One final piece of advice, do not add oil into the dough. You would think that since olive oil is used on the outside of the dough, that the addition of oil or pesto to the dough would be ok. I have made this mistake with pesto and the results were not good. The focaccia was heavy and oily. If you want to add to the dough, use only dry ingredients, such as garlic powder.
- 4 cups (512 g) bread flour or all-purpose flour
- 2 teaspoons (10 g) kosher salt
- 2 teaspoons (8 g) SAF instant yeast
- 2 cups (455 g) lukewarm water, made by combining 1/2 cup boiling water with 1 1/2 cups cold water
- 4 tablespoons olive oil, divided
- flaky sea salt
Make the dough: In a large bowl, whisk together the flour, salt, and instant yeast. Add the water. Using a rubber spatula, mix until the liquid is absorbed and the ingredients form a sticky dough ball. Rub the surface of the dough lightly with olive oil. Cover the bowl with a damp tea towel or plastic wrap and place in the refrigerator for at least 12 hours or for as long as three days. If you do not slick the dough with enough oil, you risk the dough drying out and forming a crust over the top layer. I really like this method because it takes just a few minutes to make the dough for the next day.
Line two 8 or 9 inch pie plates (if you want round bread or pizza) or a 9×13-inch pan (my usual choice) with parchment paper or coat with nonstick cooking spray. I personally just use a cooking spray with the olive oil when I use a 9×13 glass pan. The glass pan will make a thicker focaccia than one made on a baking sheet pan. Pour a tablespoon of oil into the center of each pan or 2 tablespoons of oil if using the 9×13-inch pan. Deflate the dough and transfer to the prepared pan. Using you fingers, spread the dough to fill the pan(s). Put more olive oil on top to prevent drying and let rise for 2–4 hours.

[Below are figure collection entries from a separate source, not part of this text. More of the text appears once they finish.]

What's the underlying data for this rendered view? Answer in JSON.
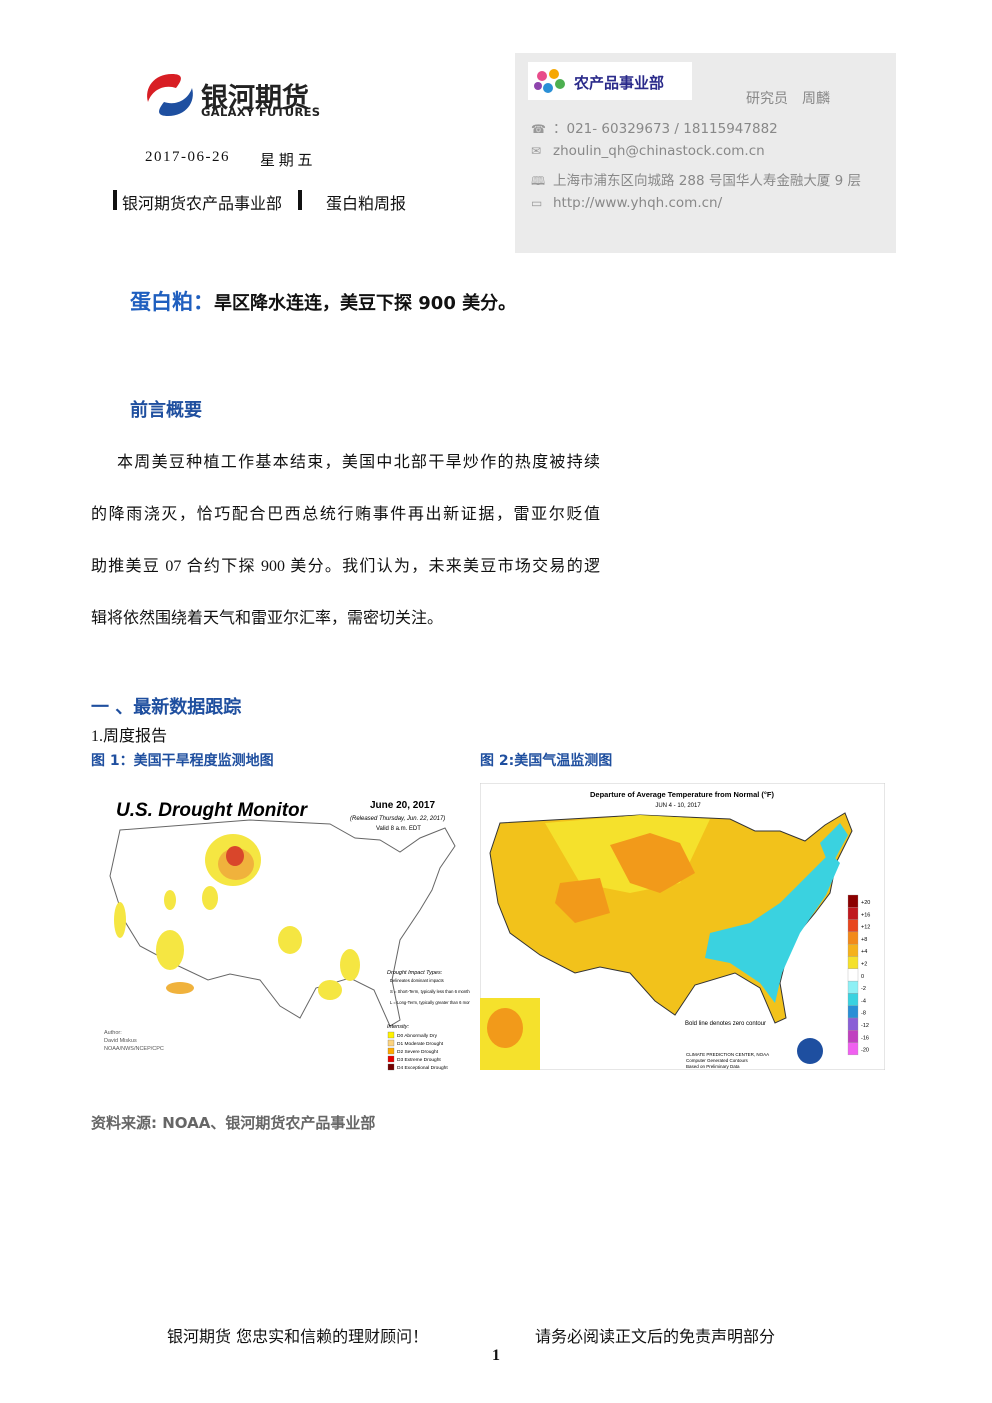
{
  "header": {
    "logo_cn": "银河期货",
    "logo_en": "GALAXY FUTURES",
    "date": "2017-06-26",
    "weekday": "星 期 五",
    "department": "银河期货农产品事业部",
    "report": "蛋白粕周报"
  },
  "contact": {
    "badge": "农产品事业部",
    "researcher": "研究员　周麟",
    "phone": "：021- 60329673 / 18115947882",
    "email": "zhoulin_qh@chinastock.com.cn",
    "address": "上海市浦东区向城路 288 号国华人寿金融大厦 9 层",
    "url": "http://www.yhqh.com.cn/"
  },
  "headline": {
    "label": "蛋白粕：",
    "text": "旱区降水连连，美豆下探 900 美分。"
  },
  "intro": {
    "heading": "前言概要",
    "lines": [
      "本周美豆种植工作基本结束，美国中北部干旱炒作的热度被持续",
      "的降雨浇灭，恰巧配合巴西总统行贿事件再出新证据，雷亚尔贬值",
      "助推美豆 07 合约下探 900 美分。我们认为，未来美豆市场交易的逻",
      "辑将依然围绕着天气和雷亚尔汇率，需密切关注。"
    ]
  },
  "section": {
    "heading": "一 、最新数据跟踪",
    "subheading": "1.周度报告"
  },
  "figures": [
    {
      "caption": "图 1：美国干旱程度监测地图",
      "title": "U.S. Drought Monitor",
      "date": "June 20, 2017",
      "released": "(Released Thursday, Jun. 22, 2017)",
      "valid": "Valid 8 a.m. EDT",
      "impact_heading": "Drought Impact Types:",
      "impacts": [
        "Delineates dominant impacts",
        "S = Short-Term, typically less than 6 months (e.g. agriculture, grasslands)",
        "L = Long-Term, typically greater than 6 months (e.g. hydrology, ecology)"
      ],
      "intensity_heading": "Intensity:",
      "intensity": [
        "D0 Abnormally Dry",
        "D1 Moderate Drought",
        "D2 Severe Drought",
        "D3 Extreme Drought",
        "D4 Exceptional Drought"
      ],
      "author_heading": "Author:",
      "author": "David Miskus",
      "agency": "NOAA/NWS/NCEP/CPC"
    },
    {
      "caption": "图 2:美国气温监测图",
      "title": "Departure of Average Temperature from Normal (°F)",
      "date": "JUN 4 - 10, 2017",
      "scale": [
        "+20",
        "+16",
        "+12",
        "+8",
        "+4",
        "+2",
        "0",
        "-2",
        "-4",
        "-8",
        "-12",
        "-16",
        "-20"
      ],
      "note": "Bold line denotes zero contour",
      "credit": [
        "CLIMATE PREDICTION CENTER, NOAA",
        "Computer Generated Contours",
        "Based on Preliminary Data"
      ]
    }
  ],
  "source": "资料来源: NOAA、银河期货农产品事业部",
  "footer": {
    "left": "银河期货  您忠实和信赖的理财顾问！",
    "right": "请务必阅读正文后的免责声明部分",
    "page": "1"
  }
}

Set a rack in the middle of the oven and preheat it to 425°F. Pour 1-2 tablespoons of oil over each round of dough. Rub your hands lightly in the oil to coat, then, using all of your fingers, press straight down to create deep dimples. If necessary, gently stretch the dough as you dimple to allow the dough to fill the pan. Sprinkle with flaky sea salt all over, sometimes I forget this step, the salt really adds flavor.
Transfer the pan(s)to the oven and bake for 25 to 30 minutes, until the underside is golden and crisp. Remove the pan(s) from the oven and transfer the focaccia to a cooling rack. Let it cool for 10 minutes before cutting and serving; let it cool completely if you are halving it with the intention of making a sandwich.
Focaccia in Ancient Pompeii
A still-life fresco discovered recently in the Pompeii archaeological site looks like a pizza, but it’s not, said experts at the archaeological site. They noted that key ingredients needed to make Italy’s iconic dish — tomatoes and mozzarella — were not available when the fresco was painted some 2,000 years ago. The image is instead believed to be a focaccia covered with fruit, including pomegranate and possibly dates, finished with spices or a type of pesto, experts said. In the fresco, it is served on a silver plate and a wine chalice stands next to it.